Liddy rubbed at his nose, blew bloody snot onto the back of his hand, wiped it on his pants. “Nobody else here, girls, but us kids, and we’re gonna have a—what do they call it now—a playdate!” He said it fast, with something he imagined to be a grin. “So here’s the deal.” He held his long-fingered hands up palms toward them and flicked his hands in the air like a surgeon shaking water off his fingers, with the end of every statement. “We get busy, first one, then the other.” Flick. “Then whoever I want.” Flick. “And you get fixed up and you say nothing to Dickie or I will have to kill him and then you.” Flick. “See, he’d be really mad so I’d have to shoot him before he could do anything and I am fucking sick of him anyway so I’m tempted. So then I’m going to for sure kill you after that happens.” Flick. “Maybe my brother can have you when he comes back too. But for once, it’s me first.” Flick.

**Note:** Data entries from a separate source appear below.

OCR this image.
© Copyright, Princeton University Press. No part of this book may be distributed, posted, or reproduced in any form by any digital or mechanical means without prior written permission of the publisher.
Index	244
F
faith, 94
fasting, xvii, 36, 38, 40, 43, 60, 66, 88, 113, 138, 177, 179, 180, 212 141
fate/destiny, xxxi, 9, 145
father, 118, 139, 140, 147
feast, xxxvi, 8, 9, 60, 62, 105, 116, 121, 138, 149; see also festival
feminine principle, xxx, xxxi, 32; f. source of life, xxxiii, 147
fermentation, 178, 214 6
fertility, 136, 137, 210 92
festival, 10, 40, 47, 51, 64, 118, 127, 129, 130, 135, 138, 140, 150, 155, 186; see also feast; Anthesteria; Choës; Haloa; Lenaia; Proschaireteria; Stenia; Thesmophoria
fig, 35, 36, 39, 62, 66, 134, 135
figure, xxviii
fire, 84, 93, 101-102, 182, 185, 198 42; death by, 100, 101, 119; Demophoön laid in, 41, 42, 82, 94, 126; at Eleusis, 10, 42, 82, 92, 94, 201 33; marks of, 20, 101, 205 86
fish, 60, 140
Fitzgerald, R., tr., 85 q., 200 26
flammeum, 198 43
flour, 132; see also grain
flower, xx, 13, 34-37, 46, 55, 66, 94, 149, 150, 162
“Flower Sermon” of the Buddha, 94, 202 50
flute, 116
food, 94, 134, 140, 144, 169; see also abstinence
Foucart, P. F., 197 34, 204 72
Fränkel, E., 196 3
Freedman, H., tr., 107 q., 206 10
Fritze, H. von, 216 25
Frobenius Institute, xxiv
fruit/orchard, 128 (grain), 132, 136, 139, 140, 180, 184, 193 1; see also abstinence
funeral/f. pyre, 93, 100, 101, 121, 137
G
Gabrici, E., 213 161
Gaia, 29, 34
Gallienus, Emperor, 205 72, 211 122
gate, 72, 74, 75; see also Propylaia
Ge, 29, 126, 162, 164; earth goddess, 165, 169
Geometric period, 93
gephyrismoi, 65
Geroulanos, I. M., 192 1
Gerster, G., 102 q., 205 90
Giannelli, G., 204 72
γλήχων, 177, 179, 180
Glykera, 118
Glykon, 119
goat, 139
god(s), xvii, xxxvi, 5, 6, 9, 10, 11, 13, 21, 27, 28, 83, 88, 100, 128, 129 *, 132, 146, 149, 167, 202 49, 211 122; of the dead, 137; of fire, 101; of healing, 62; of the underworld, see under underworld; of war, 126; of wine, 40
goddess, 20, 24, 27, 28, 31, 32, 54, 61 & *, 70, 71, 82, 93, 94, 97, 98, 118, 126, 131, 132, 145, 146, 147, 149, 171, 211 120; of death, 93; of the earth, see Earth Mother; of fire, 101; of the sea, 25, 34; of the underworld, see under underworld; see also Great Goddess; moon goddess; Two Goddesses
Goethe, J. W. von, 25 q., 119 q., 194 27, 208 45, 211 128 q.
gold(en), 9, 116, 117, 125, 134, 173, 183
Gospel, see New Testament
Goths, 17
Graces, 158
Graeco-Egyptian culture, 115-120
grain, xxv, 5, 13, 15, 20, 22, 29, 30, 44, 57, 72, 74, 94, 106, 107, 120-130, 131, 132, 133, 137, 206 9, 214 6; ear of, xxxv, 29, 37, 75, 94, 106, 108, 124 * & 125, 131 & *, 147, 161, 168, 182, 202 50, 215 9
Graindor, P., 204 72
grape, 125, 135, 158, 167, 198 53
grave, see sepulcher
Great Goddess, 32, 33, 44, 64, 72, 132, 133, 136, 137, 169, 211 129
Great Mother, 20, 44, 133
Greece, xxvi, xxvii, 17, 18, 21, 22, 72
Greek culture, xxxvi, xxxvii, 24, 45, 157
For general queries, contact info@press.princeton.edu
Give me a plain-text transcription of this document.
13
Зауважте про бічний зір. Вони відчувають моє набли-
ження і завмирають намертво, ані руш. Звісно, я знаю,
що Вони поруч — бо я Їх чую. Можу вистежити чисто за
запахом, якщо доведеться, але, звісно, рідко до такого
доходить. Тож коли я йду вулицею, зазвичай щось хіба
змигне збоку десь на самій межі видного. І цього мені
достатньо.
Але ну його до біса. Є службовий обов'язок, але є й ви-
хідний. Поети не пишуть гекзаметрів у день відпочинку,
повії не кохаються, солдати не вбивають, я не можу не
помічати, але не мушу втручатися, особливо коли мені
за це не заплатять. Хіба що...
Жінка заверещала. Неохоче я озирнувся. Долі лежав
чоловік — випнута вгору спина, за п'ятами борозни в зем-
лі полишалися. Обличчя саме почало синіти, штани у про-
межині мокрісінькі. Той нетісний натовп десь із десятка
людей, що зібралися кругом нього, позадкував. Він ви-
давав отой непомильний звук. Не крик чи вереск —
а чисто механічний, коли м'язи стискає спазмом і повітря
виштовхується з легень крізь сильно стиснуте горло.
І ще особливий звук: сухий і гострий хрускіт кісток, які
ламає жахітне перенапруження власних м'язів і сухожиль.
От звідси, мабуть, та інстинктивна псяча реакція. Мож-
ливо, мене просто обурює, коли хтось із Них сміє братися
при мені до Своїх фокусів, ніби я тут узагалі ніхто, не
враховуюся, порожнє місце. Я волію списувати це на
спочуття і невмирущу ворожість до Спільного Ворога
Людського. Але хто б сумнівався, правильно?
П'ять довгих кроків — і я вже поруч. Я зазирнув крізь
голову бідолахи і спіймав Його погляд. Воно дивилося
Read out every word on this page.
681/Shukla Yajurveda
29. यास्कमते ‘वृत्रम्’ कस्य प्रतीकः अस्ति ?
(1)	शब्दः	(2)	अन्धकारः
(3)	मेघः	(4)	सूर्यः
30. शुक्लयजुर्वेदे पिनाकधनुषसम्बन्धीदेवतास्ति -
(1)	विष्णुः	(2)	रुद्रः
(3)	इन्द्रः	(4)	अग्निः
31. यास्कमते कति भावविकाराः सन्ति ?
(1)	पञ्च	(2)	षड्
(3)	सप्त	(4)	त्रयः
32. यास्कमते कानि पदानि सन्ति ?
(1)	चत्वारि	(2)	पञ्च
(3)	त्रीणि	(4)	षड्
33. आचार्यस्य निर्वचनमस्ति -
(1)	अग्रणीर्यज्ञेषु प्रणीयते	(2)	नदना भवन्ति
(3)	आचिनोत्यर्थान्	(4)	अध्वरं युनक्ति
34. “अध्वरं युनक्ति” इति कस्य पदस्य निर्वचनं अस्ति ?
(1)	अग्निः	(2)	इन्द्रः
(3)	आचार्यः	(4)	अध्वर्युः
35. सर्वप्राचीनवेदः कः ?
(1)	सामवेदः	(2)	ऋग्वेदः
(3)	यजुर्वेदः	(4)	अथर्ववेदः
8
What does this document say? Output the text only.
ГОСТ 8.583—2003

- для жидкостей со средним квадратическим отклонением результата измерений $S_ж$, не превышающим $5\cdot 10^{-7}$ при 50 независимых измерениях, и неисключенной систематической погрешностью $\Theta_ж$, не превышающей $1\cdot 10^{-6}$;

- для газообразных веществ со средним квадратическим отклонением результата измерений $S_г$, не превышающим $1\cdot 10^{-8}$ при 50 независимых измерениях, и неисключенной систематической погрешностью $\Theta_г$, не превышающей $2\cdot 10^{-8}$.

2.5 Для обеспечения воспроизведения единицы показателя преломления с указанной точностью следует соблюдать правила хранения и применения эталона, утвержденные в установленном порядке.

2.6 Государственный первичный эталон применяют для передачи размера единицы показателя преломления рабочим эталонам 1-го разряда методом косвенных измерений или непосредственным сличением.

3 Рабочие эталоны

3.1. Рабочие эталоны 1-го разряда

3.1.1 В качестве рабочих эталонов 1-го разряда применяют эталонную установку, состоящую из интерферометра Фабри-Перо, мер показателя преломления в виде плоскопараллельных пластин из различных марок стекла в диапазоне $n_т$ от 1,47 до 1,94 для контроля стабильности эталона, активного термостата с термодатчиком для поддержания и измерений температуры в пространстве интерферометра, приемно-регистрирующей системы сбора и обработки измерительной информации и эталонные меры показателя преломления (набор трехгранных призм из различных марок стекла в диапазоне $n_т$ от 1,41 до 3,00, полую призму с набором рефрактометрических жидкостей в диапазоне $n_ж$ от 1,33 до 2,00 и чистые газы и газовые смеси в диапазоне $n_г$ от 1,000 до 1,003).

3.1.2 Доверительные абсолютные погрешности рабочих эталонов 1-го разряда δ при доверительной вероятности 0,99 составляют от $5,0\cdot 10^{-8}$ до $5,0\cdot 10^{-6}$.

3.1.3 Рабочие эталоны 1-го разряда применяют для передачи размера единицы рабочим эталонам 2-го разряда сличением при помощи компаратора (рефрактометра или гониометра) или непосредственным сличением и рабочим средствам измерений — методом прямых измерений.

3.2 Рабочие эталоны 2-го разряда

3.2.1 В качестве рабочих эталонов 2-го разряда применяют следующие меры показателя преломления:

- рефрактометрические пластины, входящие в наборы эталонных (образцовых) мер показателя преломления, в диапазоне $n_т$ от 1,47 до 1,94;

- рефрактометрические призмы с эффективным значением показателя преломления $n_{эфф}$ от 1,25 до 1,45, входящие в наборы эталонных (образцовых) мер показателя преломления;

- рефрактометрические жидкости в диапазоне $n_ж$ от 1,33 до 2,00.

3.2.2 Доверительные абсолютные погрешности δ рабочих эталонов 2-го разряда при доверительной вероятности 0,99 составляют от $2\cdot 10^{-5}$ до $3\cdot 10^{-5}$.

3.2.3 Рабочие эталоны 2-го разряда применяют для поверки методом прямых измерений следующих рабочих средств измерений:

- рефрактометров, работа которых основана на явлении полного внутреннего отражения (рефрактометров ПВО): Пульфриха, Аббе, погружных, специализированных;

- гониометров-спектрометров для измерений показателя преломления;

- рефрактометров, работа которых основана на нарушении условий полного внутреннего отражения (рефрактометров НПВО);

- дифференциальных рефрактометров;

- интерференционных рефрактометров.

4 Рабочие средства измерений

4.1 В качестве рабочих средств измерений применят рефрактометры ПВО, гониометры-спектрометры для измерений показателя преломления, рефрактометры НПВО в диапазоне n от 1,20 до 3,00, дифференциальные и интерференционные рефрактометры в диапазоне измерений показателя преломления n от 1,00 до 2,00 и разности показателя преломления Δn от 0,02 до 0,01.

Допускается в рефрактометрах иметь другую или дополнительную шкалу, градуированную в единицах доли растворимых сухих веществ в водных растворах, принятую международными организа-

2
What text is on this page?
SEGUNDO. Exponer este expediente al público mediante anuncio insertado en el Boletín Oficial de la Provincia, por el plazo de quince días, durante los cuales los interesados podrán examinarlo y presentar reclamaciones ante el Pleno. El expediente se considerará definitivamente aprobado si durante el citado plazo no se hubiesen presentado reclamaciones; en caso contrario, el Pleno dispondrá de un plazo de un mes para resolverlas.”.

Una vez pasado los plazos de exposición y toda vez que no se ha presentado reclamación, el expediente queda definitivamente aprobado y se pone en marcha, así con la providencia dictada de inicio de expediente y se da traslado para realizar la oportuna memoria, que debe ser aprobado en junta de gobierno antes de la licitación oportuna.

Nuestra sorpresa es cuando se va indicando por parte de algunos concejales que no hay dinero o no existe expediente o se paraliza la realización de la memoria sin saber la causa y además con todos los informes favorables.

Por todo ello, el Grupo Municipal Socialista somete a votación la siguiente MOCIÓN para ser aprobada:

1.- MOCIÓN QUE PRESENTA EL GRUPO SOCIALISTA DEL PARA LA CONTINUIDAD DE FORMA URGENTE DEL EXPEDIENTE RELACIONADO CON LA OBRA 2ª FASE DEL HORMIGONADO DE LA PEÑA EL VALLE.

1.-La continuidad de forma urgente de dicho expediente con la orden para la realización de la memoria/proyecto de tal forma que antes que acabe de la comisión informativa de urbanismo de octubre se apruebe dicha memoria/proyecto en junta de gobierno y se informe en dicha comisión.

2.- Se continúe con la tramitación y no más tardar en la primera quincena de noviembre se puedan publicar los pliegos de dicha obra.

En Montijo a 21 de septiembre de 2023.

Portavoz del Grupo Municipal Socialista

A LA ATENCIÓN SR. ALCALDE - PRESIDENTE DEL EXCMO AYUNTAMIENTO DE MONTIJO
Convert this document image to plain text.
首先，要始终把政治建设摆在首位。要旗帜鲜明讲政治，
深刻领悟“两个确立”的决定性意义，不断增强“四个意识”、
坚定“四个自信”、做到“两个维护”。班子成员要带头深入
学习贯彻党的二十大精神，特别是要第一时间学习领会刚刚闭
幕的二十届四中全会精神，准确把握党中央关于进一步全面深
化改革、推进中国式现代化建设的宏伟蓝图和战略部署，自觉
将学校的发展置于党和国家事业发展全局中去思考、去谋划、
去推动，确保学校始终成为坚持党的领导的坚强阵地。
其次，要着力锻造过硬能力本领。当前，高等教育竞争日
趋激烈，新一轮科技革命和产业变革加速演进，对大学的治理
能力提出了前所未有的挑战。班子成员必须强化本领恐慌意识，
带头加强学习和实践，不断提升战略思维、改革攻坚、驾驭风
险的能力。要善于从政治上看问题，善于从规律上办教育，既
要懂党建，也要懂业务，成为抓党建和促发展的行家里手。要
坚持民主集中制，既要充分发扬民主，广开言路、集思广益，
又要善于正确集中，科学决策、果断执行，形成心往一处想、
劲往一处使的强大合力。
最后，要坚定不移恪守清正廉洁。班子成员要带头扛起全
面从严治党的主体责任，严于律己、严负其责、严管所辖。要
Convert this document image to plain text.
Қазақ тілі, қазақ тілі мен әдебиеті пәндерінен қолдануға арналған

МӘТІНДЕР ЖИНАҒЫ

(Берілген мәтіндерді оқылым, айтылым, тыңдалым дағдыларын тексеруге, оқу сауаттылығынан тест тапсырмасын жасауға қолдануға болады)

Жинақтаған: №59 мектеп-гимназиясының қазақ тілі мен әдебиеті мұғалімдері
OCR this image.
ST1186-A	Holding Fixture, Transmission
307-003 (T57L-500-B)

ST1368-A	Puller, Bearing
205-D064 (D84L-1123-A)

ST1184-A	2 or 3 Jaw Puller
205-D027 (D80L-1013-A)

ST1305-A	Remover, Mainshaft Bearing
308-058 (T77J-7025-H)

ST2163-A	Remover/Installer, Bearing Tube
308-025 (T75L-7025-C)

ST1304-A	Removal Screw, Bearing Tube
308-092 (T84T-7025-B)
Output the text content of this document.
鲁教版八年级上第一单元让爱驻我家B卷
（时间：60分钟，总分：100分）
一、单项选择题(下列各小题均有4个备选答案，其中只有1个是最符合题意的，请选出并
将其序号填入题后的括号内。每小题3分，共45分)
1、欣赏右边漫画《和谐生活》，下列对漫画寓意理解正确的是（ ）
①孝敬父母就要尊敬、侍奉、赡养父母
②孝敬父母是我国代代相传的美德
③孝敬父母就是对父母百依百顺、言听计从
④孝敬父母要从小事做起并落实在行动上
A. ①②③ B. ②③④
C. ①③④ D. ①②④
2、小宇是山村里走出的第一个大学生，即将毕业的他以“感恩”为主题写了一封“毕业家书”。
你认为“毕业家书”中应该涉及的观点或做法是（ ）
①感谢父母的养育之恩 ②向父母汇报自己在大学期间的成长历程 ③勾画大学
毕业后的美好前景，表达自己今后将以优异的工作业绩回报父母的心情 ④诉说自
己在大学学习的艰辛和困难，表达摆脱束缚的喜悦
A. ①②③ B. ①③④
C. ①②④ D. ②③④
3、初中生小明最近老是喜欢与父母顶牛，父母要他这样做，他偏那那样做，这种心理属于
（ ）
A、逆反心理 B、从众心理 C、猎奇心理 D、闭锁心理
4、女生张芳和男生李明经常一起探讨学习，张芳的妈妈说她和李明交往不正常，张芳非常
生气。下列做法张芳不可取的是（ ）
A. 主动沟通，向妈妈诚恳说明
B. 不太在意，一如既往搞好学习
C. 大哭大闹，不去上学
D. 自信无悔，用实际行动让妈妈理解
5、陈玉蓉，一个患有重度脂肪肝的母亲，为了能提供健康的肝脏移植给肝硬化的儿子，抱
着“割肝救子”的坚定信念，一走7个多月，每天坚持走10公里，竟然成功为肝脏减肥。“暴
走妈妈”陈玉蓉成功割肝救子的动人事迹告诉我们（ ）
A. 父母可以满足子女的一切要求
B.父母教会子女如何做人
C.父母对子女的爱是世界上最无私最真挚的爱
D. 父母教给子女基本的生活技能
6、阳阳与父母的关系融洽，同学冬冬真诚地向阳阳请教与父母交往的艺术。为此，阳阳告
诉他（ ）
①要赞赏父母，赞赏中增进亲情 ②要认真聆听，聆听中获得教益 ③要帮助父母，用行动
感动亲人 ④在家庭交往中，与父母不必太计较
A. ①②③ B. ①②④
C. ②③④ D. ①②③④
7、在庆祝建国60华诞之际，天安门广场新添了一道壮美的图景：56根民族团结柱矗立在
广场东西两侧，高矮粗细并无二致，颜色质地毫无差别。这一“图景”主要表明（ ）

He licked his lips and, hands trembling, pulled up his shirtfront, fumbled with a San Jose Sharks belt buckle.
Pendra thought maybe she could strangle him with her chains, like Princess Leia in Star Wars did with that big fat outer-space fucker, but then Liddy got his pants down to his ankles on his pallid, hairy legs, squatted down, grabbed her ankles, and jerked her flat on her back with a painful thud. That took up the slack on her chains. She kicked at him, but her legs felt weak in his grip.